Centre for Integrative Biological Signalling Studies
Cluster of Excellence, University of Freiburg

Prof. Dr. John Blenis

     Weill Cornell Medicine

     Sandra and Edward Meyer Cancer Center

     New York, USA

     Email:    jblenis@med.cornell.edu

     URL:      http://www.blenislab.org/

 

 

John Blenis received his B.A. in Biochemistry at U.C. Berkeley, and moved with his mentor, Dr. Susan P. Hawkes to Michigan Molecular Institute, where he earned his PhD in Biochemistry from Michigan State University in 1983. That year he joined Professor Raymond Erikson’s laboratory for postdoctoral training at Harvard University. Dr. Blenis then moved to Northwestern Medical School in 1987 as an Assistant Professor. In 1989 he returned to Harvard Medical School where he remained until 2014.  Currently, Dr. Blenis is the Anna-Maria and Stephen Kellen Professor of Cancer Research, the Associate Director of Basic Science and Director of the Pharmacology PhD program at Weill Cornell Medicine in New York City. 

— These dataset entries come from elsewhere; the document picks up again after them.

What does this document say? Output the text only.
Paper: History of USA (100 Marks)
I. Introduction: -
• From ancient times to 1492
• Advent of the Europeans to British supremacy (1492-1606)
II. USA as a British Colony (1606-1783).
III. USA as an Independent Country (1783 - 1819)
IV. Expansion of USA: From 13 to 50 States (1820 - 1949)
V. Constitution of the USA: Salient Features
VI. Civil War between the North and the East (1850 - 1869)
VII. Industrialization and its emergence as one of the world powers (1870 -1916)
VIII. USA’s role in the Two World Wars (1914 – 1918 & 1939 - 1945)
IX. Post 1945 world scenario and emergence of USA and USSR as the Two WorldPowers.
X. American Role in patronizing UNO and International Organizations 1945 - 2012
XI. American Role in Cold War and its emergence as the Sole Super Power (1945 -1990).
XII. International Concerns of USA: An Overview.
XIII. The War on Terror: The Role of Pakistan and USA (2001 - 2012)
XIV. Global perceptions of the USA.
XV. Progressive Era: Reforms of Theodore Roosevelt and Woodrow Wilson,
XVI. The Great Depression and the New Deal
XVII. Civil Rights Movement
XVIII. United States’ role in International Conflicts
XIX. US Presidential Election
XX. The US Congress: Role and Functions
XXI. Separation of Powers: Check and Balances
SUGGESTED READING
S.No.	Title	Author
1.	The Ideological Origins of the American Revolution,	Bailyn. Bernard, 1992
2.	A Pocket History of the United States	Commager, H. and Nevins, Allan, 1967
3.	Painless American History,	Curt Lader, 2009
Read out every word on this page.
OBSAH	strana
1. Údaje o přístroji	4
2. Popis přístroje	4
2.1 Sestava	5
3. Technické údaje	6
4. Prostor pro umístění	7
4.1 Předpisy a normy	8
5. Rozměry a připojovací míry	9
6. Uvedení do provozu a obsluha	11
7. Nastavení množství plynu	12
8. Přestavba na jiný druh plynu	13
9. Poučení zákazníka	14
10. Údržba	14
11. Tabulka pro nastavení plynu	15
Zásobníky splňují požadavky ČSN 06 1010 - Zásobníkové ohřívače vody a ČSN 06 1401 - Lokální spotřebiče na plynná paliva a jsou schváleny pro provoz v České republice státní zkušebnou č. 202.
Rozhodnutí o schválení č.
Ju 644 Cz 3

Dr. Blenis has made pioneering contributions to our understanding of signal transduction. He uncovered mechanisms of PI3K-mTOR-S6K and Ras-ERK/MAPK pathway signaling, arguably the most often altered signaling systems in cancer, set the conceptual framework for how they are organized and regulated, and identified and characterized therapeutic targets and inhibitors now in clinical trials. In the early days of cancer signaling, he discovered S6K and defined its regulation by mitogens and oncogenes. He demonstrated that S6K activation is dependent on PI3-kinase and sensitive to rapamycin, thus establishing it as the first component of what we now call the PI3K-mTORC1 pathway. He defined the canonical pathway for mTORC1 activation via PI3K, Akt, RHEB GTPase and tumor suppressor TSC2. More recently, he defined how mTORC1 and S6K regulate mRNA biogenesis, translation and cell metabolism, to promote cell growth and survival. Dr. Blenis also defined Ras-dependent regulation of ERK and RSK. He discovered that Raf, ERK, and RSK form a Ras-modulated kinase cascade, that ERK and RSK translocate into the nucleus, and that ERK and RSK signal duration and location are central to cell fate decisions. These fundamental discoveries were critical for understanding how ERK and RSK regulate gene expression, cell survival, migration and proliferation. Dr. Blenis continues to identify biomarkers, therapeutic targets, and drug resistance mechanisms that will enable future treatment strategies.